Conventional real estate companies
The rental system of many conventional real estate companies is not very foreigner friendly.
Apartments are usually rented for a minimum of two years, which conflicts with the fact that many foreigners stay in Japan for less than two years.
Furthermore, most landlords are naturally reluctant to rent their apartments to foreigners who are not able to communicate in Japanese. Some of them will even categorically refuse their service to non permanent residents out of fear of frictions.
Many agents also require you to provide them with information about your financial background and to have a guarantor co-sign the rental contract as another security measure. Certain conditions apply as who can serve as your guarantor. It must usually be a Japanese national with a stable financial background.
Not at last, entering a rental contract with a conventional real estate company is very expensive. A number of refundable and non refundable fees have to be paid, often totaling two or more months' rent, depending on the company and apartment:
- Reservation fee (tetsukekin)
The tetsukekin is paid when you apply for an apartment, and before the actual rental contract is signed. It serves as a guarantee for you that the apartment is not given to somebody else, and for the agent that you do not change your mind. It is refunded after the actual contract is signed and is usually equivalent to about one month's rent.
- Deposit (shikikin)
The deposit is used to cover eventual future damage to the apartment. The deposit minus the cost for repairs is refunded when you move out. The deposit is usually equivalent to several months' rent.
- Key money (reikin)
This is a non refundable payment to the landlord in the amount of up to several months' rent.
- Service fee (chukai tesuryo)
This is a non refundable payment to the real estate agent in the amount of at most one month's rent.
In most cases, apartments come unfurnished, utilities are not included in the rent. Pets may or may not be allowed.
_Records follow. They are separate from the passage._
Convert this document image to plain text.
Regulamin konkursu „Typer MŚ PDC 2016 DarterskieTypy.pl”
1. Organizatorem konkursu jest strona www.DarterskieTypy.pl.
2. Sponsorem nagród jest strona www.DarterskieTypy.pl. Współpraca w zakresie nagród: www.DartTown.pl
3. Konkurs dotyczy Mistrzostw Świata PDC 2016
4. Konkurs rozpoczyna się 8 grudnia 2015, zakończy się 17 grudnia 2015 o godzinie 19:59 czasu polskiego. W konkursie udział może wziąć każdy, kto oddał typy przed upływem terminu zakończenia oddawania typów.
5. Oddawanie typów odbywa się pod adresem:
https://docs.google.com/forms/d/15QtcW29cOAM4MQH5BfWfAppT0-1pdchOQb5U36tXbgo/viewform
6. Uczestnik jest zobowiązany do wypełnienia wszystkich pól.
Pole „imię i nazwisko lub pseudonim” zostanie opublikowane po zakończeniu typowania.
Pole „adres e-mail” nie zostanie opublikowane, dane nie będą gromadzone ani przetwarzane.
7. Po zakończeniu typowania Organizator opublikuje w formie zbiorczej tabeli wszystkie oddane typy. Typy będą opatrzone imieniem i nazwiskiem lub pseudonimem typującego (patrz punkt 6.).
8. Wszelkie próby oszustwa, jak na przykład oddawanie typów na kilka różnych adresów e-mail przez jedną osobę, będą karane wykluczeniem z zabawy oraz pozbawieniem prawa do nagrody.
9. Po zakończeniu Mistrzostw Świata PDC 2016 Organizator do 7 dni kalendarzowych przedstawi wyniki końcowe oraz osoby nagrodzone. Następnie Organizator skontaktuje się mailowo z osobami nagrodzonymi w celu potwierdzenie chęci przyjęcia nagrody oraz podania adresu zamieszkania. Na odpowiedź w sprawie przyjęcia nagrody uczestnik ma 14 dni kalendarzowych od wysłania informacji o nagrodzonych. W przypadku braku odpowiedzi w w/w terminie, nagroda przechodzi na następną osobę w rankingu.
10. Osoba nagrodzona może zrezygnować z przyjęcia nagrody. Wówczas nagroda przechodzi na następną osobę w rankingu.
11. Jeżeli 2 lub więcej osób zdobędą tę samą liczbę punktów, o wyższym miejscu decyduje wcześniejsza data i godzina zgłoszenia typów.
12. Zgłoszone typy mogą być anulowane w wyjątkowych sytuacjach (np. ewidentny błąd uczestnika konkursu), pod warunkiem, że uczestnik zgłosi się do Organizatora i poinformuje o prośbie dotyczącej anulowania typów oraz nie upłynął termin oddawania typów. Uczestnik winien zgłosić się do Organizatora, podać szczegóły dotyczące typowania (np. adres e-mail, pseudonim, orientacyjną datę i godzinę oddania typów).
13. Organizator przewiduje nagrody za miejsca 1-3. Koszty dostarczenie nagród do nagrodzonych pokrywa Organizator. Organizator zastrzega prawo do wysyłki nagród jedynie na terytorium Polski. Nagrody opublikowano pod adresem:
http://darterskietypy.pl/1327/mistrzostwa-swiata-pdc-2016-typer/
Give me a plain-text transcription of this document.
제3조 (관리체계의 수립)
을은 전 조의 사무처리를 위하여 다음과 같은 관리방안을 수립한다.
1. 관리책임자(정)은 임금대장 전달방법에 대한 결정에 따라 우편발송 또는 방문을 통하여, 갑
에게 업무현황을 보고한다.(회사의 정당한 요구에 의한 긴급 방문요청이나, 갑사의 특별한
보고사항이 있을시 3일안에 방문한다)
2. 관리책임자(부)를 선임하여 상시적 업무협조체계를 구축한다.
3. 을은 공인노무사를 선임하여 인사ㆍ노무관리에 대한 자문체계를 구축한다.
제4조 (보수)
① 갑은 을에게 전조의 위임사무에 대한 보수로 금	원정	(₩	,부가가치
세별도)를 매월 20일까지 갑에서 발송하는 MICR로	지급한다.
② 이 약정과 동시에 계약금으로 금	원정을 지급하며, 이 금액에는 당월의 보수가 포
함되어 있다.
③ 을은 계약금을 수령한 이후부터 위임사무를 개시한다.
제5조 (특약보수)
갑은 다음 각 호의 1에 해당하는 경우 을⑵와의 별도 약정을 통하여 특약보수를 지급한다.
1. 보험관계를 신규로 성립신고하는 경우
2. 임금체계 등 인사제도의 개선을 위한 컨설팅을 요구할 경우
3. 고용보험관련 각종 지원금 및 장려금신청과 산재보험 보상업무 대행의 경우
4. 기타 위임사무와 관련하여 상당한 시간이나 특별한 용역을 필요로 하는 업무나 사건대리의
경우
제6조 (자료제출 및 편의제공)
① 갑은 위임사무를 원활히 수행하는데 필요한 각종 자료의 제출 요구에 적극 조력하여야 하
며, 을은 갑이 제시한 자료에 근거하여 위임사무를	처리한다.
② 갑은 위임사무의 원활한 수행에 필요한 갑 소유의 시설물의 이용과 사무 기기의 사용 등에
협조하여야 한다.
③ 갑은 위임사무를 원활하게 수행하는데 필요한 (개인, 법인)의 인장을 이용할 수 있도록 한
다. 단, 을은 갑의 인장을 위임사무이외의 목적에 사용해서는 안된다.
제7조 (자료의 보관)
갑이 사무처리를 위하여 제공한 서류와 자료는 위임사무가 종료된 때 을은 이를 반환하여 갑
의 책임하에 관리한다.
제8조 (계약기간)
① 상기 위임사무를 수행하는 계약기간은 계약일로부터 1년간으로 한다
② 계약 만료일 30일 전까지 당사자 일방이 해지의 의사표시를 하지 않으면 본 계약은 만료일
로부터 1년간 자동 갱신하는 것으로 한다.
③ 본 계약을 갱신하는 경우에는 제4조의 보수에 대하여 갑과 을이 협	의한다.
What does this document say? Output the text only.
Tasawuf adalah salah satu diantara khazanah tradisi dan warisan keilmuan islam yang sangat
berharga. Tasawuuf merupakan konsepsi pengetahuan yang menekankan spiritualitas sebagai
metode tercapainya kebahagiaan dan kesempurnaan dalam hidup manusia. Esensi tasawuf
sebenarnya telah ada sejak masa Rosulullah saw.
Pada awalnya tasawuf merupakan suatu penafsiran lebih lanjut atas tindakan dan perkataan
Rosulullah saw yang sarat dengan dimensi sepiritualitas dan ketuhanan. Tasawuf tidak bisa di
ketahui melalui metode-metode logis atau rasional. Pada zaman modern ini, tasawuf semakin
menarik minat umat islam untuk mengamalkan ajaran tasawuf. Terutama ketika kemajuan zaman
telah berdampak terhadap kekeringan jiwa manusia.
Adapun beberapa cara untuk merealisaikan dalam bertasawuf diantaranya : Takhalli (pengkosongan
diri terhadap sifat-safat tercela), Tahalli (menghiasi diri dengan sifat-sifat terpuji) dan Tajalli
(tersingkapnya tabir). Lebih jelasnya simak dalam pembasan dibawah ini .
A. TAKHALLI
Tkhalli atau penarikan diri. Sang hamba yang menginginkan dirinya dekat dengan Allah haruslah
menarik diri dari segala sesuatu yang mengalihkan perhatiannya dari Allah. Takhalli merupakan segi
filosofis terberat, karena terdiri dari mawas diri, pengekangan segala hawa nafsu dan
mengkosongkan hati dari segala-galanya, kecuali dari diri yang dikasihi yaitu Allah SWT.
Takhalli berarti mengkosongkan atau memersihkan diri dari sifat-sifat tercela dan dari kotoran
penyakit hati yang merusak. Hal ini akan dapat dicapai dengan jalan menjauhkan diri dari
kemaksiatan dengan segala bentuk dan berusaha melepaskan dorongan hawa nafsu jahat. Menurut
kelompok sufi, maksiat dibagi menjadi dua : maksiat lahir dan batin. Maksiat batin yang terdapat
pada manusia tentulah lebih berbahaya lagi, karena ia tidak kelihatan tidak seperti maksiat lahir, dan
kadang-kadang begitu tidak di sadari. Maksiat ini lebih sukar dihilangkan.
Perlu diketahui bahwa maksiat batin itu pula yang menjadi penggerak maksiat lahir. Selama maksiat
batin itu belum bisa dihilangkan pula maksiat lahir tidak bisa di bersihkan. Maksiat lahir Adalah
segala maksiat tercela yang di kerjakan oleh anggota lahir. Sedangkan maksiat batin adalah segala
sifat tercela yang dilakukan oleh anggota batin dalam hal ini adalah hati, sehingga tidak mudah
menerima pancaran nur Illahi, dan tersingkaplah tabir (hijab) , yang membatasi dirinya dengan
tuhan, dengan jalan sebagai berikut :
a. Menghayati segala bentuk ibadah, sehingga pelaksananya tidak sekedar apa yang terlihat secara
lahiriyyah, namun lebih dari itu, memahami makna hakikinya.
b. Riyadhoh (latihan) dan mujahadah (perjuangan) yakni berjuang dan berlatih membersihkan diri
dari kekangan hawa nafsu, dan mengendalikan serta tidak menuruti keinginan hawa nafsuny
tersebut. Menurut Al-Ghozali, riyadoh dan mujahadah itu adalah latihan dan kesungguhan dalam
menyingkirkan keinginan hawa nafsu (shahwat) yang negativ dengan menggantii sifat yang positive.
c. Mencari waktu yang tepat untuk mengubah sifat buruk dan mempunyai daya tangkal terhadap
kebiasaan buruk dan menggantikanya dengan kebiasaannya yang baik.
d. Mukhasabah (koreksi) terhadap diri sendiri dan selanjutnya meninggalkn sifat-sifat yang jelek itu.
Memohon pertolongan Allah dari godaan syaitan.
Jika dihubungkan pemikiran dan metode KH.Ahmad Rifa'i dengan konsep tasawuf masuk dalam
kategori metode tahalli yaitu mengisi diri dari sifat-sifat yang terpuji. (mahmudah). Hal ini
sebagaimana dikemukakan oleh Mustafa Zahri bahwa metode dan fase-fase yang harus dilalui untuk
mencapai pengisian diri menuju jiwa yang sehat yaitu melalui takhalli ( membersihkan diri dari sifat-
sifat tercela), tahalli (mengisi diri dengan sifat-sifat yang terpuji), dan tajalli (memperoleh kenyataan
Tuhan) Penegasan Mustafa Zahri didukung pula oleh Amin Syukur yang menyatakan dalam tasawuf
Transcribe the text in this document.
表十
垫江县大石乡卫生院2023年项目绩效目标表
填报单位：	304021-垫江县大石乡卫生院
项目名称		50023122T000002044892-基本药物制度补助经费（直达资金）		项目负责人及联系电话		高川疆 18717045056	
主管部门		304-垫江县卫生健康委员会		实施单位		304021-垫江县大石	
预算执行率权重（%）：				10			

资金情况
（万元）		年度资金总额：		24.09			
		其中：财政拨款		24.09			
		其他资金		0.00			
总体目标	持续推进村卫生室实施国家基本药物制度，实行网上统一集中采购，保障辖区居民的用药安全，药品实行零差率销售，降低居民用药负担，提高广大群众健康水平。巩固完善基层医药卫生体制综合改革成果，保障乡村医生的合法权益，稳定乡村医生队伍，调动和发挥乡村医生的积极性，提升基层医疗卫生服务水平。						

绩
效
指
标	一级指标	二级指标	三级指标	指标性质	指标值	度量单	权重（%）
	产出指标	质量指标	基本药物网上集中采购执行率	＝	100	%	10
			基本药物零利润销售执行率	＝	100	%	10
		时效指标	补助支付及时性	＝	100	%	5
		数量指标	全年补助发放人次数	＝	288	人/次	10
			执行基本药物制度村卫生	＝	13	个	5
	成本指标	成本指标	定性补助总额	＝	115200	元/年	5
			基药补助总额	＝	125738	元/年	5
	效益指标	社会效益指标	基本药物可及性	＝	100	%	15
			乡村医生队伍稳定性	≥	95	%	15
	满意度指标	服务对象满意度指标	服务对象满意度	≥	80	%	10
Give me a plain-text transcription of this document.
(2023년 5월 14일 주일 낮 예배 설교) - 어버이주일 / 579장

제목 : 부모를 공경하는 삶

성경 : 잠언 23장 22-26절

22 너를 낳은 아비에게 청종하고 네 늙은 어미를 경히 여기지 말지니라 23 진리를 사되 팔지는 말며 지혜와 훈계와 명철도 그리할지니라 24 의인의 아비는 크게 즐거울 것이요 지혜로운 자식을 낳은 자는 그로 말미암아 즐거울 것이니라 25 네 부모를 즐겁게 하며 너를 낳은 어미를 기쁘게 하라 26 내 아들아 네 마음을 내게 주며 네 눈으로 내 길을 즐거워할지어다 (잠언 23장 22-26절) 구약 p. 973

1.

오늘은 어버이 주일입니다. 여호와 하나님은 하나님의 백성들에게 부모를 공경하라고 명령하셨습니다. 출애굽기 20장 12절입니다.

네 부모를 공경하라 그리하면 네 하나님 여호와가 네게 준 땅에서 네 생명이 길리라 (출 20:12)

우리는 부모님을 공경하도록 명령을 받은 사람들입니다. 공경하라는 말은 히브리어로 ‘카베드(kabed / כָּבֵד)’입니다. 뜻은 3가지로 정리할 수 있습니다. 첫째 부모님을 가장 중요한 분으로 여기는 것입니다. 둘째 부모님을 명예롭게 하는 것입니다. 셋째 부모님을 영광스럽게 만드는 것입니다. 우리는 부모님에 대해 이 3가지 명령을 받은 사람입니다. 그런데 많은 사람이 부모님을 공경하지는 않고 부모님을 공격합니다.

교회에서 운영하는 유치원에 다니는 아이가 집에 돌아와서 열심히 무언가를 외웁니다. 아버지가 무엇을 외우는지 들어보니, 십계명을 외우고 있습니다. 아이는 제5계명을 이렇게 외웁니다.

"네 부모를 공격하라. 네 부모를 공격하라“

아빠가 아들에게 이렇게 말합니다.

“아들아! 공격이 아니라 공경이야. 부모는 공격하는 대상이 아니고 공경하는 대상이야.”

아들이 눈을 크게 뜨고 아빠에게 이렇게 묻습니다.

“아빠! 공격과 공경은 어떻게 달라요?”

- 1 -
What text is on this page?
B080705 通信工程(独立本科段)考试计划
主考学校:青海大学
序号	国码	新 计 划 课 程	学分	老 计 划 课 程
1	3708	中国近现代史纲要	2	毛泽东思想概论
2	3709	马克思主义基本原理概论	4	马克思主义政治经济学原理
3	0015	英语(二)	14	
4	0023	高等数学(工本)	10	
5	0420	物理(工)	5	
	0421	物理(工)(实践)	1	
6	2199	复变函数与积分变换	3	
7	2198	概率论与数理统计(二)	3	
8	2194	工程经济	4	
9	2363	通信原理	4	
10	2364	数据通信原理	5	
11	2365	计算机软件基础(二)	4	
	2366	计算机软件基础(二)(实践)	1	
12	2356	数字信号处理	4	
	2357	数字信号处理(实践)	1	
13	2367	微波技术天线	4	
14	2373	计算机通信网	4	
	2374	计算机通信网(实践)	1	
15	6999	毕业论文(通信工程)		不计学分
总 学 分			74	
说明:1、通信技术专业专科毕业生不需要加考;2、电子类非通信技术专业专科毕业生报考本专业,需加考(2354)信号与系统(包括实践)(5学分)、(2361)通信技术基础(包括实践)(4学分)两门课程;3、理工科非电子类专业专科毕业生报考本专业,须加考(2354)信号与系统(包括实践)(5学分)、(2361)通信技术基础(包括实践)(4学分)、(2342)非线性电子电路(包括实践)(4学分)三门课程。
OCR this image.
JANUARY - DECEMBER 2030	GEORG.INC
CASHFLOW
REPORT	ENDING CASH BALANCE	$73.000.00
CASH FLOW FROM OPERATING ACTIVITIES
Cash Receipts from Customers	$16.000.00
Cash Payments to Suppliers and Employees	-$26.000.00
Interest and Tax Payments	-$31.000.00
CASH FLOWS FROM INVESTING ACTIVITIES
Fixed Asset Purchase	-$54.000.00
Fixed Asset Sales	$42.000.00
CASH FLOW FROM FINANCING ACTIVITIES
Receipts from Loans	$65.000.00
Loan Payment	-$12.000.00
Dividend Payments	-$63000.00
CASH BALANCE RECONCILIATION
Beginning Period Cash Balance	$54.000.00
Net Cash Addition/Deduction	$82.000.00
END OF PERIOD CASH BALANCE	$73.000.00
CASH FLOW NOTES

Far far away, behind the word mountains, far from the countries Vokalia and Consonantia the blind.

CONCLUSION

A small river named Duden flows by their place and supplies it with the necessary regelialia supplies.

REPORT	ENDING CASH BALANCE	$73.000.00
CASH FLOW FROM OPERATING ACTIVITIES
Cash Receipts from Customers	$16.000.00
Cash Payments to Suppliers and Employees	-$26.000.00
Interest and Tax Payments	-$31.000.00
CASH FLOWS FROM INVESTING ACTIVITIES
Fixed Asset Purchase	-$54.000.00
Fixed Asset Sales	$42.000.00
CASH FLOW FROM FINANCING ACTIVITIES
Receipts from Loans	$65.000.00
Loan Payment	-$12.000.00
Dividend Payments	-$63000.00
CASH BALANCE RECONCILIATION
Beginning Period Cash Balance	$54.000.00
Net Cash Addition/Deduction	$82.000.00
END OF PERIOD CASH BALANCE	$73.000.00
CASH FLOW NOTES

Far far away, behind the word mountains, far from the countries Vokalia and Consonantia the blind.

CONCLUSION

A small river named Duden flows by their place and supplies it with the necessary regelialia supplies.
Real estate companies for foreigners
Real estate companies, which specifically target Japan's foreign community, exist mainly in Tokyo and other large metropolitan areas. They offer private and shared apartments for conditions that are much more suitable to the needs of foreigners, and often have staff trained in foreign languages.
For example, they offer rental contracts for much shorter time periods and lower and fewer initial fees than conventional companies. In addition, their apartments are often already furnished, and the cost for utilities may be included in the monthly rent.
Many real estate companies for foreigners operate so called gaijin houses ("foreigner houses"), a very inexpensive type of accommodation, while others target individuals and businesses on larger budgets and with higher requirements.